Lake and Pond Aeration

Lake and Pond AerationLake or pond aeration systems are also known as destratification systems. Their purpose is to help circulate oxygen to the bottom of the body of water. Aeration systems help provide fish the oxygen they need. They also help balance levels of dissolved oxygen and water temperatures. With aeration systems, oxygen-poor water from the bottom is drawn to the surface. Exposure to the surface air provides replenishment of the oxygen.

Good circulation and aeration is an important part of a healthy lake. As oxygen levels are increased throughout the strata of the lake, it can allow the fish to expand into new territory which was formerly lacking oxygen. Cycling water from the bottom to the top is an important part of aeration.

Some signs of too little oxygen are a foul smell, the presence of muck, the presence of algae, a bad taste to the water, and an overall sense of “bad” water. There can be toxins in the water that make people sick. The foul smell can come from hydrogen sulfide gases which are called anaerobic gases.
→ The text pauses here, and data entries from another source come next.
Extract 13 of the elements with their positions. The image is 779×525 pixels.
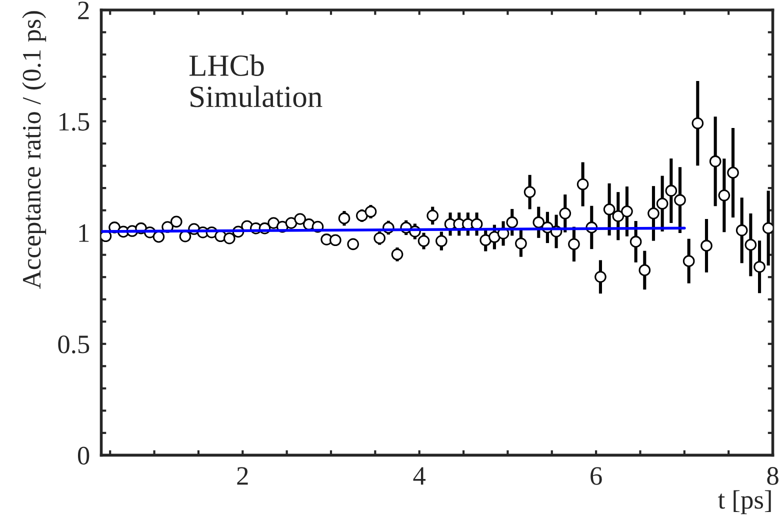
y-tick-label: 2 bbox=[78, 2, 89, 20]
x-tick-label: 6 bbox=[590, 467, 602, 485]
x-axis-title: t [ps] bbox=[718, 490, 771, 514]
y-tick-label: 1.5 bbox=[59, 113, 90, 131]
annotation: LHCb bbox=[189, 54, 264, 76]
y-axis-title: Acceptance ratio / (0.1 ps) bbox=[22, 11, 46, 289]
x-tick-label: 8 bbox=[767, 467, 778, 485]
y-tick-label: 0.5 bbox=[58, 335, 90, 354]
x-tick-label: 2 bbox=[237, 467, 248, 485]
x-tick-label: 4 bbox=[413, 467, 426, 485]
y-tick-label: 0 bbox=[78, 446, 90, 465]
y-tick-label: 1 bbox=[79, 224, 89, 242]
annotation: Simulation bbox=[190, 86, 322, 108]
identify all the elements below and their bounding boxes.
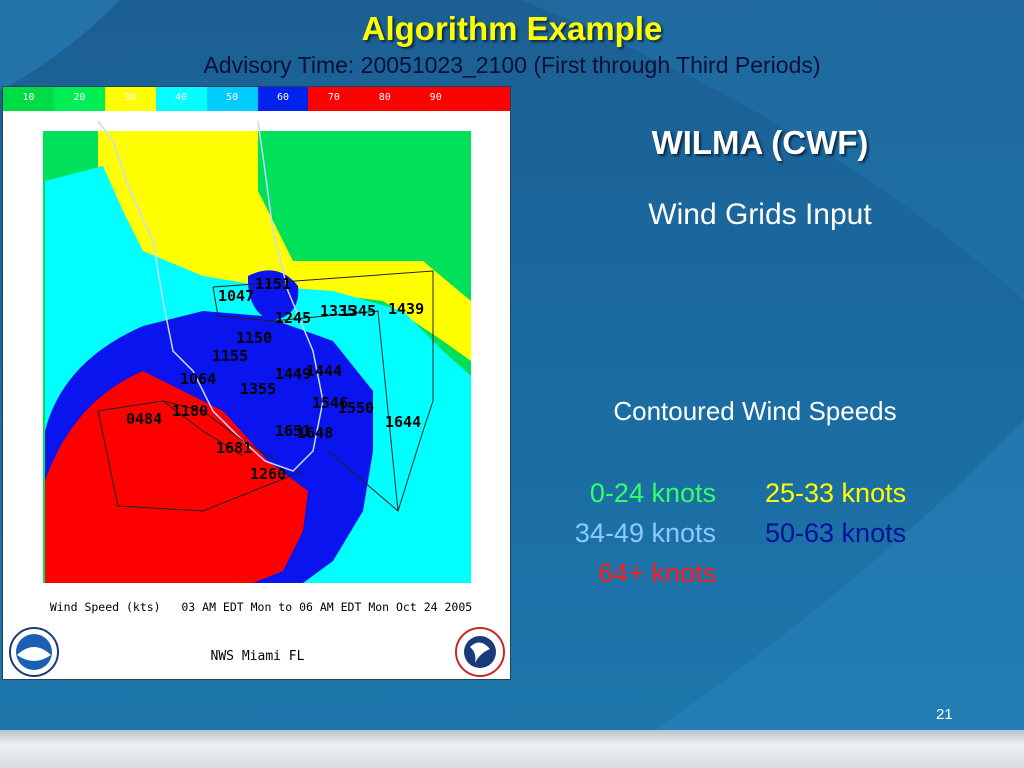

Aeration does not kill algae. What is does is create conditions that are anathema to the growth of algae. Certain levels of dissolved oxygen create an ideal situation where bacteria can grow. These bacteria deprive algae of nutrients it needs to grow. Plus, fish use the bacteria for food.

In the warmer months, oxygen-rich water exists near the surface. Cooler water that lacks oxygen sinks to the bottom. Cloud cover, wind and weather conditions affect the amount of oxygen, for if there is enough sunlight and wind, it can pierce the surface of the water and help maintain a level of dissolved oxygen. However, if winds are few and there is lots of cloud cover, oxygen levels decrease. This can cause massive levels of fish kills.

More oxygen gives life to tiny organisms that feed on decaying plants, leaves, fish, and other organic matter at the bottom of lakes or ponds. As these organisms feed on this organic matter, it accelerates decomposition of the sludge. This in turn reduces the bad orders and also reduces nitrogen that contributes to algae growth.

If fish stay toward the surface of the water, or die off for no reason, then one of the answers is probably the need to aerate the water. Aeration basically means mixing oxygen with air. A certain amount of this happens when winds blow and churn up the water. Aeration systems are employed as a scientific way to aerate lakes and improve water quality. Aeration is very beneficial for water during droughts.

Sometimes people use chemicals such as copper sulfate to treat algae. However, this does not solve the root of the problem, which is lack of oxygen. Mistreating the problem can cause other problems later.

In summary, healthy ponds or lakes in which fish thrive require an oxygen and nutrient balance. Oxygen must be carried throughout the body of water. Otherwise, de-oxygenation begins at the bottom and moves upward. Aerobic bacteria are energized by oxygen. Bacteria are part of a natural cleaning process that helps reduce muck. Water becomes clearer, muck is reduced, and oxygen is increased at all levels. Fish eat the bacteria and thrive, and fishermen are happy.